Anthony Joseph Mosca (born August 21, 1991) is an Italian-Australian cricketer who plays as a right handed top order batter for the Italy national cricket team in Twenty20 internationals. He made his Twenty20 International debut in July 2022 and was later named in Italy's squad for the 2026 ICC Men's T20 World Cup, the country's first appearance at a cricket World Cup. He has opened the batting alongside his younger brother Justin during preparations for the tournament.

== Early life and education ==
Mosca was born on 21 August 1991 and grew up in the Moorebank area of Sydney within the Italian Australian community. His grandparents migrated from Italy to Australia in the mid-20th century, and he was raised in south-west Sydney. He played cricket locally and progressed through New South Wales Premier Cricket before qualifying to represent Italy internationally.

== Career ==
After playing club cricket in Sydney, Mosca joined the Italy setup alongside other players of Italian heritage and made his T20I debut in July 2022 during the European qualification pathway for the T20 World Cup. He was part of the Italy squad that qualified for the 2026 T20 World Cup.

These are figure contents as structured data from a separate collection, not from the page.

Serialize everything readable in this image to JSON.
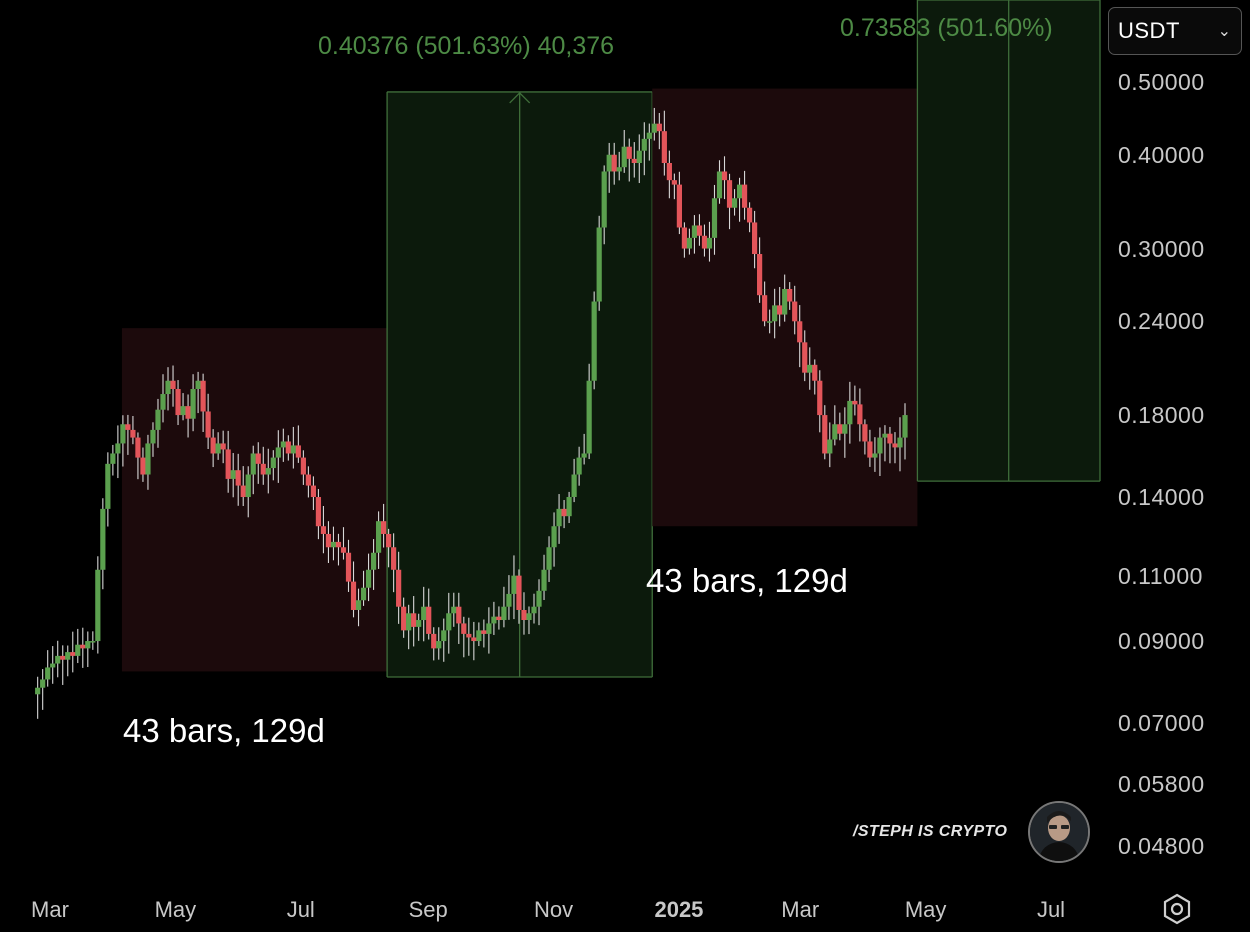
{
  "currency_select": {
    "value": "USDT",
    "chevron_icon": "chevron-down-icon"
  },
  "measures": [
    {
      "text": "0.40376 (501.63%) 40,376"
    },
    {
      "text": "0.73583 (501.60%)"
    }
  ],
  "bar_counts": [
    {
      "text": "43 bars, 129d"
    },
    {
      "text": "43 bars, 129d"
    }
  ],
  "watermark": {
    "text": "/STEPH IS CRYPTO",
    "avatar_icon": "avatar-portrait-icon"
  },
  "settings": {
    "icon": "settings-hexagon-icon"
  },
  "colors": {
    "up": "#5ba04e",
    "down": "#e3555a",
    "wick": "#d8d8d8",
    "green_zone": "#0c1a0c",
    "red_zone": "#1c0a0c",
    "measure_text": "#4d8a45"
  },
  "chart_data": {
    "type": "candlestick",
    "scale": "log",
    "ylim": [
      0.042,
      0.58
    ],
    "y_ticks": [
      "0.50000",
      "0.40000",
      "0.30000",
      "0.24000",
      "0.18000",
      "0.14000",
      "0.11000",
      "0.09000",
      "0.07000",
      "0.05800",
      "0.04800"
    ],
    "x_ticks": [
      {
        "label": "Mar",
        "date": "2024-03-01"
      },
      {
        "label": "May",
        "date": "2024-05-01"
      },
      {
        "label": "Jul",
        "date": "2024-07-01"
      },
      {
        "label": "Sep",
        "date": "2024-09-01"
      },
      {
        "label": "Nov",
        "date": "2024-11-01"
      },
      {
        "label": "2025",
        "date": "2025-01-01",
        "bold": true
      },
      {
        "label": "Mar",
        "date": "2025-03-01"
      },
      {
        "label": "May",
        "date": "2025-05-01"
      },
      {
        "label": "Jul",
        "date": "2025-07-01"
      }
    ],
    "zones": [
      {
        "type": "drawdown",
        "start": "2024-04-05",
        "end": "2024-08-12",
        "top": 0.235,
        "bottom": 0.082
      },
      {
        "type": "rally",
        "start": "2024-08-12",
        "end": "2024-12-19",
        "top": 0.485,
        "bottom": 0.0806,
        "change": 0.40376,
        "pct": 501.63
      },
      {
        "type": "drawdown",
        "start": "2024-12-19",
        "end": "2025-04-27",
        "top": 0.49,
        "bottom": 0.128
      },
      {
        "type": "rally_projection",
        "start": "2025-04-27",
        "end": "2025-09-03",
        "top": 0.88,
        "bottom": 0.147,
        "change": 0.73583,
        "pct": 501.6
      }
    ],
    "series_close": [
      0.078,
      0.08,
      0.083,
      0.084,
      0.086,
      0.085,
      0.087,
      0.086,
      0.089,
      0.088,
      0.09,
      0.09,
      0.112,
      0.135,
      0.155,
      0.16,
      0.165,
      0.175,
      0.172,
      0.168,
      0.158,
      0.15,
      0.165,
      0.172,
      0.183,
      0.192,
      0.2,
      0.195,
      0.18,
      0.185,
      0.178,
      0.195,
      0.2,
      0.182,
      0.168,
      0.16,
      0.165,
      0.162,
      0.148,
      0.152,
      0.145,
      0.14,
      0.15,
      0.16,
      0.155,
      0.15,
      0.153,
      0.158,
      0.163,
      0.166,
      0.16,
      0.164,
      0.158,
      0.15,
      0.145,
      0.14,
      0.128,
      0.125,
      0.12,
      0.122,
      0.12,
      0.118,
      0.108,
      0.099,
      0.102,
      0.106,
      0.112,
      0.118,
      0.13,
      0.125,
      0.12,
      0.112,
      0.1,
      0.093,
      0.098,
      0.094,
      0.096,
      0.1,
      0.092,
      0.088,
      0.09,
      0.093,
      0.098,
      0.1,
      0.095,
      0.092,
      0.091,
      0.09,
      0.093,
      0.092,
      0.095,
      0.097,
      0.096,
      0.1,
      0.104,
      0.11,
      0.099,
      0.096,
      0.098,
      0.1,
      0.105,
      0.112,
      0.12,
      0.128,
      0.135,
      0.132,
      0.14,
      0.15,
      0.158,
      0.16,
      0.2,
      0.255,
      0.32,
      0.38,
      0.4,
      0.38,
      0.385,
      0.41,
      0.395,
      0.39,
      0.405,
      0.42,
      0.428,
      0.44,
      0.43,
      0.39,
      0.37,
      0.365,
      0.32,
      0.3,
      0.31,
      0.322,
      0.312,
      0.3,
      0.31,
      0.35,
      0.38,
      0.37,
      0.34,
      0.35,
      0.365,
      0.34,
      0.325,
      0.295,
      0.26,
      0.24,
      0.24,
      0.252,
      0.245,
      0.265,
      0.255,
      0.24,
      0.225,
      0.205,
      0.21,
      0.2,
      0.18,
      0.16,
      0.167,
      0.175,
      0.17,
      0.175,
      0.188,
      0.186,
      0.175,
      0.166,
      0.158,
      0.16,
      0.168,
      0.17,
      0.165,
      0.163,
      0.168,
      0.18
    ]
  }
}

In early 2026, Mosca featured in Italy's warm up and preparatory matches, including a win over the United Arab Emirates in which he top-scored with a half-century.

Domestically, he played for Sydney Cricket Club in the New South Wales Premier Cricket. In 2021, he moved to Hobart to play for New Town in the Cricket Tasmania Premier League.

In the 2026 ICC Men's T20 World Cup, he helped Italy record their first-ever victory in the tournament's history by defeating Nepal at Wankhede Stadium. After bowling Nepal out for 123 runs, Italy chased down the target in just 12.4 overs. Anthony scored 62* off 32 while his brother Justin Mosca scored 60* off 44 as Italy won the match by 10 wickets.

== Personal life ==
Mosca is of Italian descent and grew up in a family that supported the Italy national football team. He and his brother chose cricket as their primary sport. Outside cricket, he worked for over a decade as a carpenter before moving into woodwork teaching at a New South Wales juvenile justice centre.